Sheen had filed a $100 million lawsuit for wrongful termination against Warner after his firing last March. His attorney, Marty Singer, had said much of that amount was the actor’s share of DVD, syndication and other profits that the studio was withholding.
Singer said he could not discuss specifics of the settlement, but he said all parties were satisfied with the resolution.
The Los Angeles Times reported Sheen’s settlement would be $25 million, although celebrity website TMZ reported the deal would be worth roughly $100 million over the next several years. Both outlets cited unnamed sources in reports about the settlement amounts.
Sheen was fired at a time when he was the highest-paid actor in television, with a per-episode salary reported to be between $1.2 million and $2 million. His exit cut short the CBS comedy’s season.
By then, Sheen had been on a media blitz for weeks, using catchphrases such as “Tiger Blood” and “winning” and describing himself as a warlock.
The case never became the forum for Sheen’s grievances that the actor said he was seeking — most of the court proceedings centered on whether the dispute should be heard through private arbitration, as called for in the actor’s contract.
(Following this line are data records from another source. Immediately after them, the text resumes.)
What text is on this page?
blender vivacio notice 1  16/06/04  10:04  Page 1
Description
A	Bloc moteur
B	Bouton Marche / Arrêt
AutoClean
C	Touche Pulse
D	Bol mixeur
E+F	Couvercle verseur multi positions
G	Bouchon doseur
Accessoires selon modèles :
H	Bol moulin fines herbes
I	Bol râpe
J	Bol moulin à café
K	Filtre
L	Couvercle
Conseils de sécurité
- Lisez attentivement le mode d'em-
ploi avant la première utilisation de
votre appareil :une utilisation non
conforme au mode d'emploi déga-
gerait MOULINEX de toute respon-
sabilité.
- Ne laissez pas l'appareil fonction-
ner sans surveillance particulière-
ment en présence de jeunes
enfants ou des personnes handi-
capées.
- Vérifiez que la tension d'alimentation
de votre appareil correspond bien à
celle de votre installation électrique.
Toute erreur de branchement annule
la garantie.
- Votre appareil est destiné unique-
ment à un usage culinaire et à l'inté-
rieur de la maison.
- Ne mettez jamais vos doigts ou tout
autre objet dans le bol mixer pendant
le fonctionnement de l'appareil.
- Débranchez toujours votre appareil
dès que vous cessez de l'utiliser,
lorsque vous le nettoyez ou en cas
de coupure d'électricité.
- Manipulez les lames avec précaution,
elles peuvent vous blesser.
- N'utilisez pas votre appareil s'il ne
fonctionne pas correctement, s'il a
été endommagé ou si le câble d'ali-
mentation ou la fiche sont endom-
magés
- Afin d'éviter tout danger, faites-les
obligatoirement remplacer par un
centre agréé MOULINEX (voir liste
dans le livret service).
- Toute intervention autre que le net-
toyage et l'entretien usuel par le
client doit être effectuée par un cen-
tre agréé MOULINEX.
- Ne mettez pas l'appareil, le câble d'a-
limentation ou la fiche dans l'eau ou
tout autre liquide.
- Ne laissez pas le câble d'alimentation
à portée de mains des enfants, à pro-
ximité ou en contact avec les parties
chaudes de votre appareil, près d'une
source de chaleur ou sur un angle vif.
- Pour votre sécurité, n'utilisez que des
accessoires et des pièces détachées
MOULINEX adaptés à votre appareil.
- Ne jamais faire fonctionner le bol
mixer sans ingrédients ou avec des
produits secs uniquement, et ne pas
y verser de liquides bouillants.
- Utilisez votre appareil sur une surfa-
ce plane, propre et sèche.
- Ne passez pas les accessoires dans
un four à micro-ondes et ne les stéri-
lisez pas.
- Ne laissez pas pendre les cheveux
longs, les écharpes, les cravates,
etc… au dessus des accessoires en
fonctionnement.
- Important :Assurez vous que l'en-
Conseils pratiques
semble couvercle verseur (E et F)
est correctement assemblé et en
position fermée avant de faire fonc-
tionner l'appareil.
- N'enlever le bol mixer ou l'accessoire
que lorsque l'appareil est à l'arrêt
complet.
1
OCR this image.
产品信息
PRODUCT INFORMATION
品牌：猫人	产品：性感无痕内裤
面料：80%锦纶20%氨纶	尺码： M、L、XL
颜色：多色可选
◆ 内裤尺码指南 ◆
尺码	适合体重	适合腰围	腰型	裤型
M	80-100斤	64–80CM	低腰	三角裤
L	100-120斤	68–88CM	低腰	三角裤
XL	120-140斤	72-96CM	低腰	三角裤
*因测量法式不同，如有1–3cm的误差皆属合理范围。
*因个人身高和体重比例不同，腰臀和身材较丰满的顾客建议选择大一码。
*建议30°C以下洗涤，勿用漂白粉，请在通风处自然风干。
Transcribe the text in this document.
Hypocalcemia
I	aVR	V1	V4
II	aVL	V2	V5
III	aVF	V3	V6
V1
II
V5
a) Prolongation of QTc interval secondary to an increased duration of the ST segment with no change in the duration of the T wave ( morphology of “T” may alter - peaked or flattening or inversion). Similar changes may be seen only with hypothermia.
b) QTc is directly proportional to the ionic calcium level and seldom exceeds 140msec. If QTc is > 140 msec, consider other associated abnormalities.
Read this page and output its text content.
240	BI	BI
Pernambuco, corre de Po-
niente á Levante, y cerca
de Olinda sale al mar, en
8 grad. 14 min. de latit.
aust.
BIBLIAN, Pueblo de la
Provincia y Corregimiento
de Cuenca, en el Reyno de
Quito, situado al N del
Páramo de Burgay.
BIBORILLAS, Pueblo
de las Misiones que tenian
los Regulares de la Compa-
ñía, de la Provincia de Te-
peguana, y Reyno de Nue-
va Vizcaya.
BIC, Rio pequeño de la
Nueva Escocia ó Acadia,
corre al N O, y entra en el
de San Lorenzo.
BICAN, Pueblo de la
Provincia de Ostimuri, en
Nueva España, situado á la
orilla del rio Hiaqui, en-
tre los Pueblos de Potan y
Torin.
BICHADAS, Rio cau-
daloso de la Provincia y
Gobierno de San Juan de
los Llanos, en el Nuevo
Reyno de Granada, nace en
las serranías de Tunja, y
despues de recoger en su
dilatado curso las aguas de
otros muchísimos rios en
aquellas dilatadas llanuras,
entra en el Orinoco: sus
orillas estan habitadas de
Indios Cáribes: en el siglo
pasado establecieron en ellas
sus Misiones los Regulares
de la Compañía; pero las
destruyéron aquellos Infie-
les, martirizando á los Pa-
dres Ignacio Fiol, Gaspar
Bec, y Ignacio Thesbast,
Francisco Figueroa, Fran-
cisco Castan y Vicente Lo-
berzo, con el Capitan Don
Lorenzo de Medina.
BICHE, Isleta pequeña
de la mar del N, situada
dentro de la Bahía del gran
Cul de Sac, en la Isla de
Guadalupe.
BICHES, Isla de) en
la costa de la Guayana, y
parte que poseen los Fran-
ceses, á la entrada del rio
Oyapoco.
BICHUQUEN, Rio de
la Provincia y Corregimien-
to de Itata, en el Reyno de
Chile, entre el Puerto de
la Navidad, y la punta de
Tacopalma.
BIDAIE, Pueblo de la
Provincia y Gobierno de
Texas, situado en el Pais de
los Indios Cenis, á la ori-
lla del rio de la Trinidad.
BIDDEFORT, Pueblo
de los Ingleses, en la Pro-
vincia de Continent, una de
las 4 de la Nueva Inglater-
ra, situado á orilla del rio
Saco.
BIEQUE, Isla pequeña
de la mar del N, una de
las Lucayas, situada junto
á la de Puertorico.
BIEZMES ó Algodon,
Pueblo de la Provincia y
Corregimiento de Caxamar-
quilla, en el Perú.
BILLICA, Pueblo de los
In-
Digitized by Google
A judge determined that the case should be moved to arbitration in June and attorneys had been working through that process.
Sheen has distanced himself from his previous outlandish behavior in recent weeks and has acknowledged he was at least partly responsible for his ouster from television’s top-rated comedy.
“It was bad,” Sheen told Jay Leno, “and I own my part in that, and I just want to make everything right.”
Appearing last week at the Emmy Awards as a presenter, he addressed the “Two and a Half Men” cast and crew, saying, “I wish you nothing but the best for this upcoming season.”
“Men” returned to the air last week with Ashton Kutcher joining the cast as a new character. He plays an Internet billionaire who decides to buy the house that had been owned by Sheen’s now-deceased character.
A phone message for Lorre’s attorney Howard Weitzman was not immediately returned.